應用於超寬頻系統之低雜訊放大器與混波器設計

Abstract

本篇論文主要是利用標準0.18µm CMOS製程設計應用於超寬頻系統前端接收器之低雜訊放大器和混波器積體電路。在第一顆晶片裡，適用於接收端超寬頻系統之寬頻放大器被設計與分析。我們利用負回授電阻達到寬頻之輸入輸出組抗匹配以及自偏壓。實際量測結果顯示此一放大器在0.1GHz 到 6.6GHz頻率下有著最高功率增益(S21) 6.2dB，輸入返回損耗(S11)及輸出返回損耗(S22)小於-10 dB，以及平均雜訊指數8.1dB，此電路消耗之功率為16.2mW。 第二顆晶片中，我們利用柴比席夫濾波器來達到寬頻匹配，設計超寬頻系統接收器第二級之混波器，並在轉導級和混波級中間加入電感來使高頻的增益增加。實際量測結果顯示此寬頻混波器在3~8GHz有最高的轉換增益(Conversion Gain) 7.4dB，輸入返回損耗(S11)小於-4dB，平均IIP3為+3.4dBm，最小雜訊指數7.1dB。此電路消耗功率為11.8mW。
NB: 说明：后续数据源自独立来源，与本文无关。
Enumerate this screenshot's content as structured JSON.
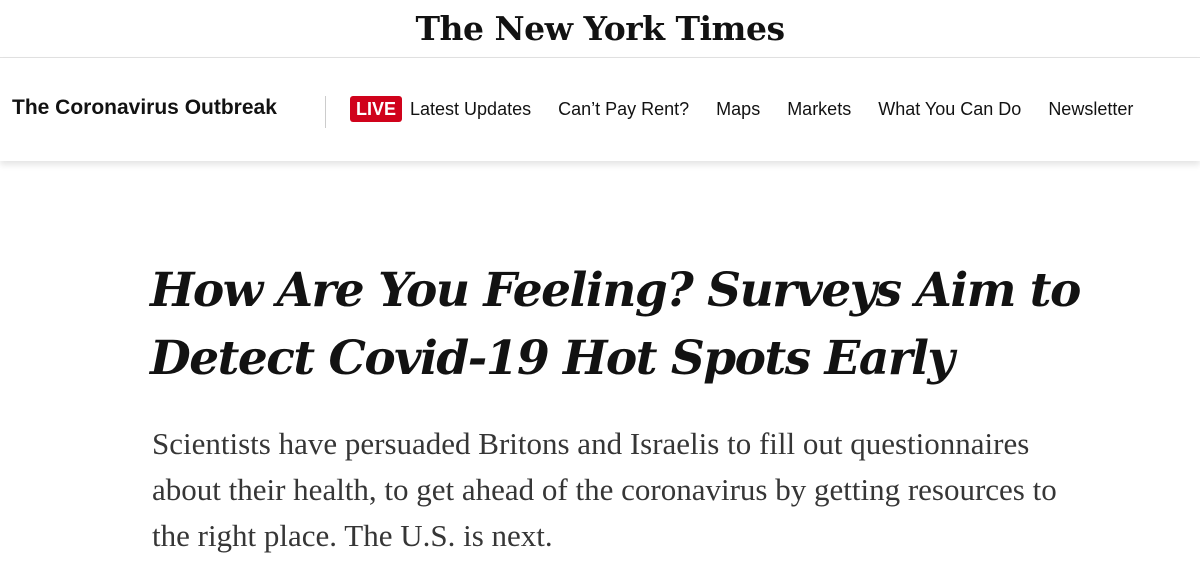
{
  "masthead": {
    "logo_text": "The New York Times"
  },
  "navbar": {
    "section_title": "The Coronavirus Outbreak",
    "live_label": "LIVE",
    "items": [
      {
        "label": "Latest Updates"
      },
      {
        "label": "Can’t Pay Rent?"
      },
      {
        "label": "Maps"
      },
      {
        "label": "Markets"
      },
      {
        "label": "What You Can Do"
      },
      {
        "label": "Newsletter"
      }
    ]
  },
  "article": {
    "headline": "How Are You Feeling? Surveys Aim to Detect Covid-19 Hot Spots Early",
    "summary": "Scientists have persuaded Britons and Israelis to fill out questionnaires about their health, to get ahead of the coronavirus by getting resources to the right place. The U.S. is next."
  },
  "colors": {
    "live_badge": "#d0021b",
    "text": "#121212",
    "summary_text": "#363636"
  }
}
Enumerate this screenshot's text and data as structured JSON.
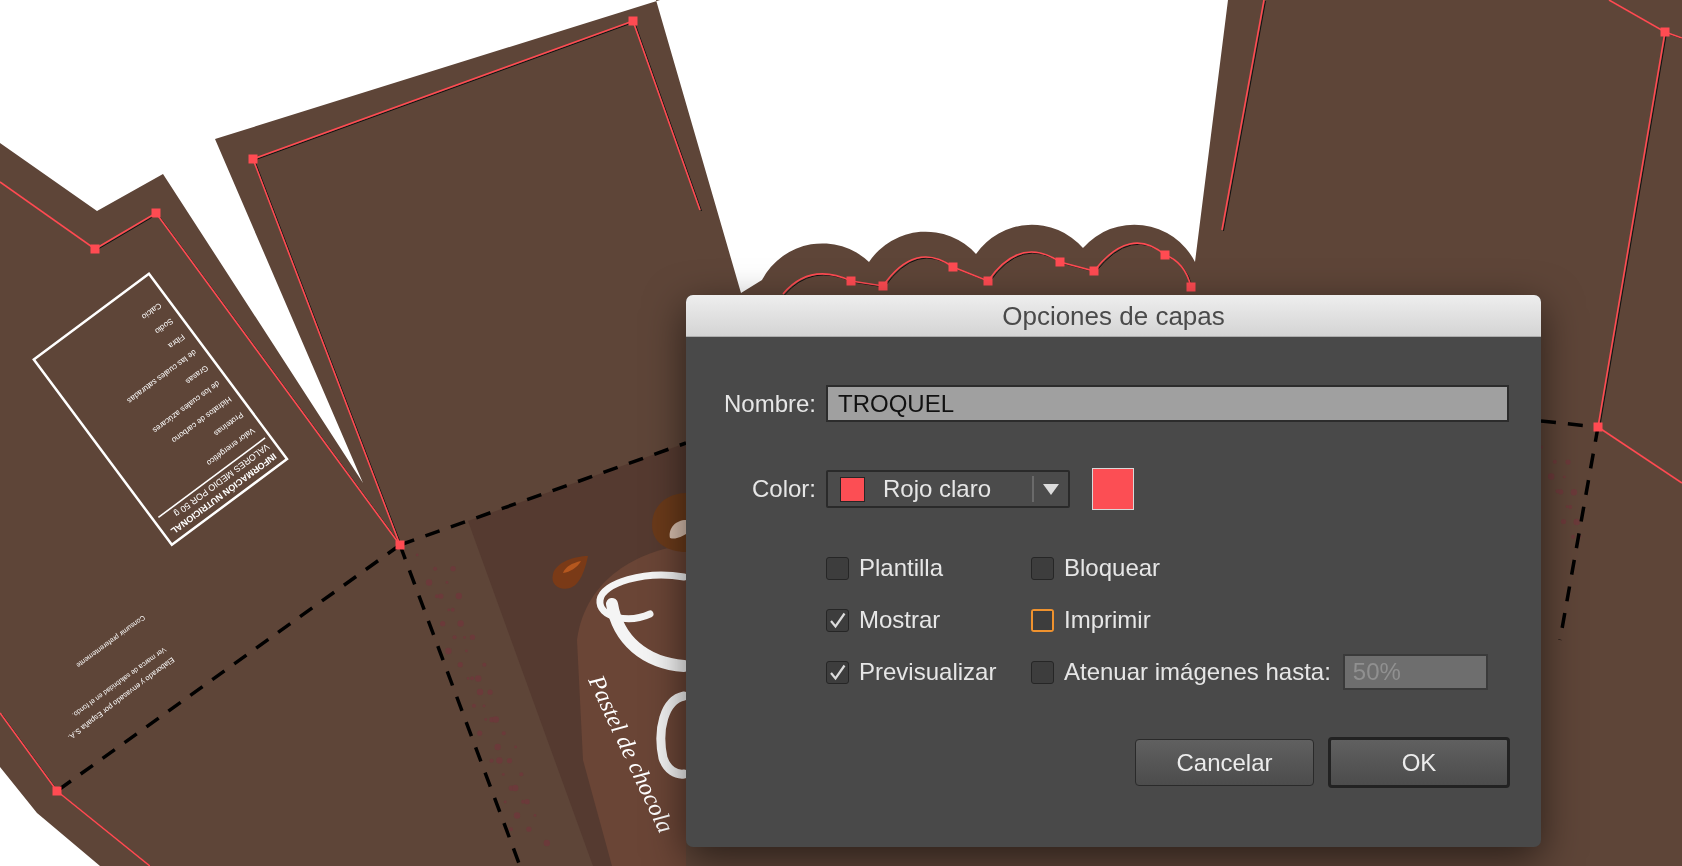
{
  "canvas": {
    "nutrition_label": {
      "title": "INFORMACIÓN NUTRICIONAL",
      "subtitle": "VALORES MEDIO POR 50 g",
      "rows": [
        "Valor energético",
        "Proteínas",
        "Hidratos de carbono",
        "de los cuales azúcares",
        "Grasas",
        "de las cuales saturadas",
        "Fibra",
        "Sodio",
        "Calcio"
      ]
    },
    "notes": [
      "Elaborado y envasado por España S.A.",
      "Ver marca de salubridad en el fondo.",
      "Consumir preferentemente"
    ],
    "tagline": "Pastel de chocola"
  },
  "dialog": {
    "title": "Opciones de capas",
    "name_field": {
      "label": "Nombre:",
      "value": "TROQUEL"
    },
    "color_field": {
      "label": "Color:",
      "value": "Rojo claro",
      "color": "#fc4e54"
    },
    "options": [
      {
        "label": "Plantilla",
        "checked": false,
        "focused": false
      },
      {
        "label": "Bloquear",
        "checked": false,
        "focused": false
      },
      {
        "label": "Mostrar",
        "checked": true,
        "focused": false
      },
      {
        "label": "Imprimir",
        "checked": false,
        "focused": true
      },
      {
        "label": "Previsualizar",
        "checked": true,
        "focused": false
      },
      {
        "label": "Atenuar imágenes hasta:",
        "checked": false,
        "focused": false,
        "field": {
          "value": "50%",
          "disabled": true
        }
      }
    ],
    "buttons": [
      {
        "label": "Cancelar",
        "default": false
      },
      {
        "label": "OK",
        "default": true
      }
    ]
  }
}
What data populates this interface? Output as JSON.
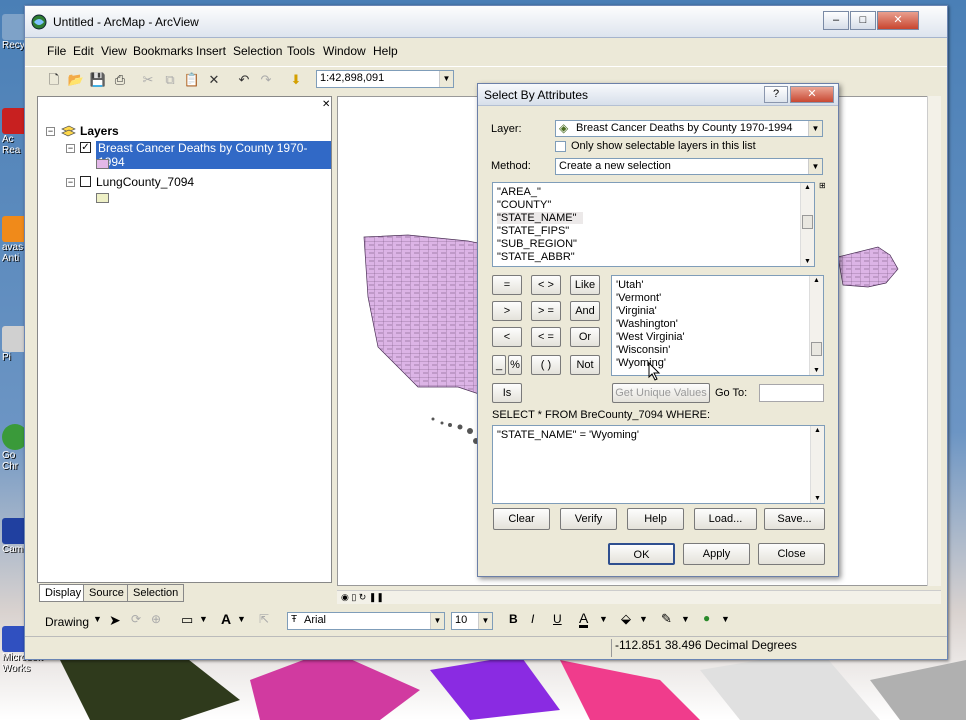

This thesis aim is to design an ultra wideband low noise amplifier and mixer in the UWB receiver system using standard 0.18um CMOS process. In first chip, an ultra wideband low noise amplifier is analyzed and designed in UWB system. We employ the negative feedback resistor to achieve input, output broadband matching. In the measured data, we show the maximum power gain is 6.2dB and input matching (S11) and output matching (S22) are less than -10dB from 0.1GHz to 6.6GHz. The average noise figure is 8.1dB. The total power consumption is 16.2mW. In second chip, we design a mixer which is the second stage of the UWB system. In this design, we use the chebyshev filter to achieve 3~8GHz broadband matching. And an inductor adds to between transconductance stage and switching stage which improve the high frequency gain. The measured result shows the highest conversion gain is 7.4dB at 3~8GHz band. Input return loss is less than -4dB. The average iip3 is +3.4dBm. The minimum noise figure is 7.1dB. The total power consumption is 11.8mW.